In 2006, 13-year-old Megan Meier committed suicide as a result of an elaborate MySpace bullying hoax, perpetrated by her 49-year-old neighbor, Lori Drew. The "landmark" cyberbullying trial was closely watched by legal experts, who decried the indictment as setting a ‘scary’ precedent. Wired.com reported that after local prosecutors couldn’t find any laws that had been broken by Drew, the Feds stepped in, charging her with felony computer hacking. (Drew was later cleared of all charges.)
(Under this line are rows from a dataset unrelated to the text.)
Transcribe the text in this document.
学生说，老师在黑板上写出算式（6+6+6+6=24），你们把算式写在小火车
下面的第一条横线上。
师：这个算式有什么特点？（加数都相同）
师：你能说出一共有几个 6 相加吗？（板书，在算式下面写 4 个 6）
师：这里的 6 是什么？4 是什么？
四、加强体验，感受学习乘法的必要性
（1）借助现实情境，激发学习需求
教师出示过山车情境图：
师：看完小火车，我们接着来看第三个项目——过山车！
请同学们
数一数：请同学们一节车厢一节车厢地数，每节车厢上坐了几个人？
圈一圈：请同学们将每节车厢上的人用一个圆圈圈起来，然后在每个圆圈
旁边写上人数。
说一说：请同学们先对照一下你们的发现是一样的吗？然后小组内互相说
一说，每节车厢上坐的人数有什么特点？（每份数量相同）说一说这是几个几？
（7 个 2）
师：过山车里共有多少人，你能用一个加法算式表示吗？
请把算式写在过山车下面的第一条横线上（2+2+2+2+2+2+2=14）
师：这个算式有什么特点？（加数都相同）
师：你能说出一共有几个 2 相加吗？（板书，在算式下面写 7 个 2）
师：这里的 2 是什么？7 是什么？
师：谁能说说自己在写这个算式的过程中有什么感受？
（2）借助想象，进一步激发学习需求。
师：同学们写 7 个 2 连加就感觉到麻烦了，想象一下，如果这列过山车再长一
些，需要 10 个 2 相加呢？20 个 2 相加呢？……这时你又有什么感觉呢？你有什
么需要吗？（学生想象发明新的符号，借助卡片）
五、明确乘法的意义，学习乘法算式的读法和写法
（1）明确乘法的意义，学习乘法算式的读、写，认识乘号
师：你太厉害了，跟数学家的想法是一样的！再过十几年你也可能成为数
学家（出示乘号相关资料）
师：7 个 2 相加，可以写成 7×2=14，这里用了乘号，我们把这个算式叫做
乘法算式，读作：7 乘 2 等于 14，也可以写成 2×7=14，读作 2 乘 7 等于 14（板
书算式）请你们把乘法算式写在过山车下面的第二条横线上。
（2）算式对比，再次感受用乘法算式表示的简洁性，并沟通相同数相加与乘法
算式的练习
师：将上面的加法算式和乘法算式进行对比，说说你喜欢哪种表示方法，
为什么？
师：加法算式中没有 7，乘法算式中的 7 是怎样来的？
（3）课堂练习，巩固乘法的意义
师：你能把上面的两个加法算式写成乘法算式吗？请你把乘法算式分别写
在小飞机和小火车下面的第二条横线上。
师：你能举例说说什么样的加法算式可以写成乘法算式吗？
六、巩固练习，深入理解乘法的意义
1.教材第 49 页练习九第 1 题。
Whether the law can keep up with a rapidly evolving Internet community remains to be seen, but in the end, it can only do so much. Jeffrey Rosen, a law professor at George Washington University, tells CNN:

The law is only good at policing the most extreme invasions and the most outrageous cases. It can't take the place of good manners, social norms and etiquette – the kind of thing that has always governed negotiations about face-to-face behavior.

What now?
In 2000,Microsoft founder Bill Gates shared his thoughts about the impact of the Internet in the future:

Just as the telephone, electricity, the automobile, and the airplane shaped our world in the 20th century, the Internet will shape the early years of the 21st, and it will have a profound--and overwhelmingly positive — impact on the way we work and live.

Recently, Pew took a survey of leading Internet figures on technology’s role in 2020; their outlook wasn’t as rosy. Two of the survey’s key findings predicted a mixed bag of results:

- The transparency of people and organizations will increase, but that will not necessarily yield more personal integrity, social tolerance, or forgiveness.

- The divisions between personal time and work time and between physical and virtual reality will be further erased for everyone who is connected, and the results will be mixed in their impact on basic social relations.

For all the Web’s ability to empower and engage users, there’s still something that you can’t download, Digg, upload, tag, tweet, update, or blog: a real-life, in person, human experience. Let's hope that as technology makes the world smaller and smaller, we remember that the world is still out there — beyond the keyboards, servers and computer screens.